El mariscal Peng Dehuai murió tras un tormento igualmente prolongado que, en su caso, duró ocho años, hasta 1974. Su última petición -que le sacaran de su habitación, oscurecida con papel de periódico, para poder contemplar los árboles y la luz del día- resultó denegada. Aquellas y otras muchas persecuciones similares formaban parte de los métodos típicos imperantes durante la Revolución Cultural de Mao. En lugar de firmar penas de muerte, el líder se limitaba a señalar sus intenciones, tras lo cual siempre surgía alguien dispuesto a ejecutar el tormento e improvisar los detalles más sangrientos. Entre sus métodos se incluían la presión psicológica, la brutalidad física, la negación de cuidados médicos e, incluso, la administración de medicamentos que pudieran poner fin a la vida de sus víctimas. Aquella clase de muerte recibió un nombre especial en chino: po-hai zhi-si, «perseguidos hasta morir». Mao era plenamente consciente de lo que estaba ocurriendo, y solía animar a los verdugos por medio de su «consentimiento tácito» (mo-xu) lo que le permitía librarse de sus enemigos sin cargar con culpa alguna. La responsabilidad era ineludiblemente suya, si bien no de modo exclusivo. Los verdugos también aportaban su propia iniciativa. Los subordinados de Mao se mantenían constantemente alerta e intentaban anticiparse a sus deseos buscando nuevos modos de complacerle que, al mismo tiempo, alimentaran sus propias tendencias sádicas.

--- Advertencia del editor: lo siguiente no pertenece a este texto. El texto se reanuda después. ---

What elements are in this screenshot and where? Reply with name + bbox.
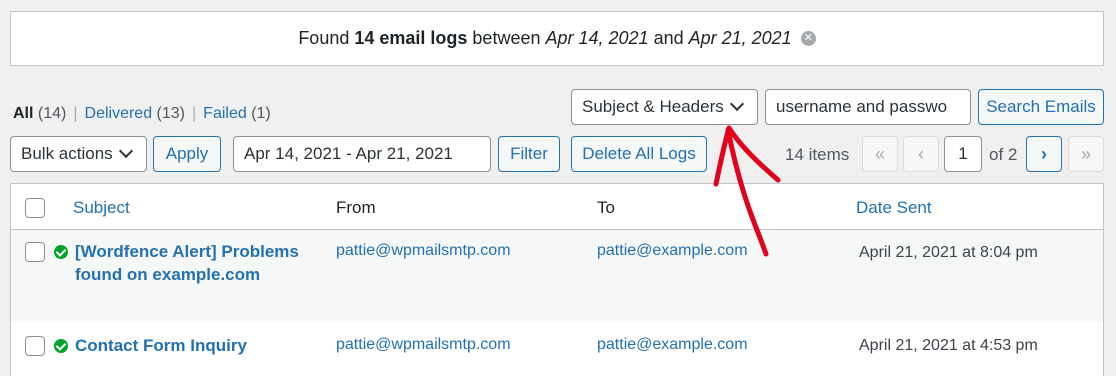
- status-filter-links: All (14) | Delivered (13) | Failed (1): [13, 105, 271, 123]
- view-delivered-link[interactable]: Delivered: [85, 105, 153, 122]
- bulk-actions-value: Bulk actions: [21, 144, 113, 163]
- notice-and: and: [648, 28, 689, 48]
- last-page-button[interactable]: »: [1068, 136, 1104, 172]
- annotation-arrow-head: [713, 125, 781, 187]
- prev-page-button[interactable]: ‹: [903, 136, 939, 172]
- results-notice: Found 14 email logs between Apr 14, 2021…: [10, 11, 1104, 66]
- from-email[interactable]: pattie@wpmailsmtp.com: [336, 242, 511, 260]
- view-delivered-count: (13): [152, 105, 186, 122]
- current-page-value: 1: [958, 144, 968, 163]
- row-checkbox[interactable]: [25, 242, 45, 262]
- table-header-row: Subject From To Date Sent: [11, 184, 1103, 230]
- check-circle-icon: [54, 245, 68, 259]
- search-input[interactable]: username and passwo: [765, 89, 971, 125]
- search-emails-button[interactable]: Search Emails: [978, 89, 1104, 125]
- email-logs-table: Subject From To Date Sent [Wordfence Ale…: [10, 183, 1104, 376]
- search-field-select[interactable]: Subject & Headers: [571, 89, 758, 125]
- table-row: Contact Form Inquiry pattie@wpmailsmtp.c…: [11, 322, 1103, 376]
- select-all-checkbox[interactable]: [25, 198, 45, 218]
- column-from-header: From: [336, 198, 376, 217]
- view-all-count: (14): [33, 105, 67, 122]
- next-page-button[interactable]: ›: [1026, 136, 1062, 172]
- email-subject-line: Contact Form Inquiry: [75, 336, 247, 355]
- date-range-value: Apr 14, 2021 - Apr 21, 2021: [244, 144, 453, 163]
- apply-button[interactable]: Apply: [153, 136, 221, 172]
- current-page-input[interactable]: 1: [944, 136, 982, 172]
- page-total: of 2: [989, 145, 1018, 164]
- notice-between: between: [467, 28, 546, 48]
- separator: |: [73, 105, 78, 122]
- chevron-down-icon: [729, 96, 744, 112]
- view-all-label[interactable]: All: [13, 105, 33, 122]
- table-row: [Wordfence Alert] Problems found on exam…: [11, 230, 1103, 322]
- to-email[interactable]: pattie@example.com: [597, 336, 748, 354]
- row-checkbox[interactable]: [25, 336, 45, 356]
- search-field-select-value: Subject & Headers: [582, 97, 724, 116]
- column-subject-header[interactable]: Subject: [73, 198, 130, 218]
- dismiss-icon[interactable]: ✕: [800, 31, 816, 46]
- search-input-value: username and passwo: [776, 97, 948, 116]
- delete-all-logs-button[interactable]: Delete All Logs: [571, 136, 707, 172]
- items-count: 14 items: [785, 145, 850, 164]
- view-failed-count: (1): [246, 105, 271, 122]
- chevron-down-icon: [118, 143, 133, 159]
- notice-date-to: Apr 21, 2021: [688, 28, 792, 48]
- column-date-sent-header[interactable]: Date Sent: [856, 198, 932, 218]
- view-failed-link[interactable]: Failed: [203, 105, 247, 122]
- check-circle-icon: [54, 339, 68, 353]
- email-subject-line: [Wordfence Alert] Problems: [75, 242, 299, 261]
- email-subject-link[interactable]: Contact Form Inquiry: [75, 334, 247, 357]
- date-sent: April 21, 2021 at 4:53 pm: [859, 337, 1038, 354]
- to-email[interactable]: pattie@example.com: [597, 242, 748, 260]
- first-page-button[interactable]: «: [862, 136, 898, 172]
- bulk-actions-select[interactable]: Bulk actions: [10, 136, 147, 172]
- email-subject-line: found on example.com: [75, 265, 261, 284]
- notice-count: 14 email logs: [354, 28, 468, 48]
- notice-date-from: Apr 14, 2021: [545, 28, 649, 48]
- email-subject-link[interactable]: [Wordfence Alert] Problems found on exam…: [75, 240, 299, 286]
- date-sent: April 21, 2021 at 8:04 pm: [859, 244, 1038, 261]
- date-range-input[interactable]: Apr 14, 2021 - Apr 21, 2021: [233, 136, 491, 172]
- column-to-header: To: [597, 198, 615, 217]
- filter-button[interactable]: Filter: [498, 136, 560, 172]
- from-email[interactable]: pattie@wpmailsmtp.com: [336, 336, 511, 354]
- notice-prefix: Found: [298, 28, 355, 48]
- separator: |: [192, 105, 197, 122]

Los horribles detalles de las persecuciones sufridas por numerosos líderes no fueron revelados hasta algunos años más tarde. Cuando salieron a la luz, nadie en China se sintió sorprendido. Todos conocíamos ya demasiados casos por propia experiencia.

La transmisión radiada en la plaza incluía la enumeración de los miembros del nuevo Comité Central. Aterrada, me mantuve a la espera de escuchar los nombres de los Ting hasta que, efectivamente, fueron pronunciados: Liu Jie-ting y Zhang Xi-ting. Ahora, me dije a mí misma, es cuando ya no existe ninguna esperanza de que finalicen los sufrimientos de mi familia.

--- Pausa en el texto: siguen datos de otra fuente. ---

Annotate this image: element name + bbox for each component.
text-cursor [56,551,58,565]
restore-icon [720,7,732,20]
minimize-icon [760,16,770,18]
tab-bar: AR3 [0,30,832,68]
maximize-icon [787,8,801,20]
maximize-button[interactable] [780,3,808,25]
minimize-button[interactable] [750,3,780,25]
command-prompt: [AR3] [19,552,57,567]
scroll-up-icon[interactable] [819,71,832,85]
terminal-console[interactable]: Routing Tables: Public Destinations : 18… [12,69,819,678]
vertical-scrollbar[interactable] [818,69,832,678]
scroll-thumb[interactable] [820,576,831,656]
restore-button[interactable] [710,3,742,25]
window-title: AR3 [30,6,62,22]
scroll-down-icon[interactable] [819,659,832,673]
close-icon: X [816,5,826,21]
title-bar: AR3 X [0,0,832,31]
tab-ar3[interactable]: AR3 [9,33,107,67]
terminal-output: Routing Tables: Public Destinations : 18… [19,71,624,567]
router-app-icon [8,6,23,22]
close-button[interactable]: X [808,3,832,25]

Poco después llegó un telegrama diciendo que mi abuela se había desmayado y se encontraba en cama. Anteriormente, jamás había hecho nada semejante. La tía Jun-ying me apremió a regresar a casa para atenderla, por lo que Xiao-fang y yo tomamos el siguiente tren con destino a Chengdu.

Mi abuela, próxima ya a cumplir sesenta años, había visto su estoicismo finalmente conquistado por el dolor, un dolor que taladraba su cuerpo y se desplazaba a través de él para concentrarse finalmente en los oídos. Los médicos de la clínica del complejo le dijeron que podría tratarse de un problema de nervios para el que no tenían cura; le recomendaron, sin embargo, que procurara mantenerse de buen humor. Así pues, la llevé a un hospital situado a media hora de camino de la calle del Meteorito.

Aislados en sus automóviles con chófer, los nuevos dueños del poder permanecían ajenos a las condiciones de vida de la población. En Chengdu no funcionaban los autobuses, ya que su función no se consideraba esencial para la revolución, y los taxis pedestres habían sido abolidos alegando que constituían un trabajo de explotación. Mi abuela no podía caminar debido a sus intensos dolores, por lo que hubo de viajar sentada sobre un cojín instalado sobre el portaequipajes de la bicicleta. Con Xiao-fang instalado en la barra, yo me encargué de empujar el vehículo mientras Xiao-hei la sostenía.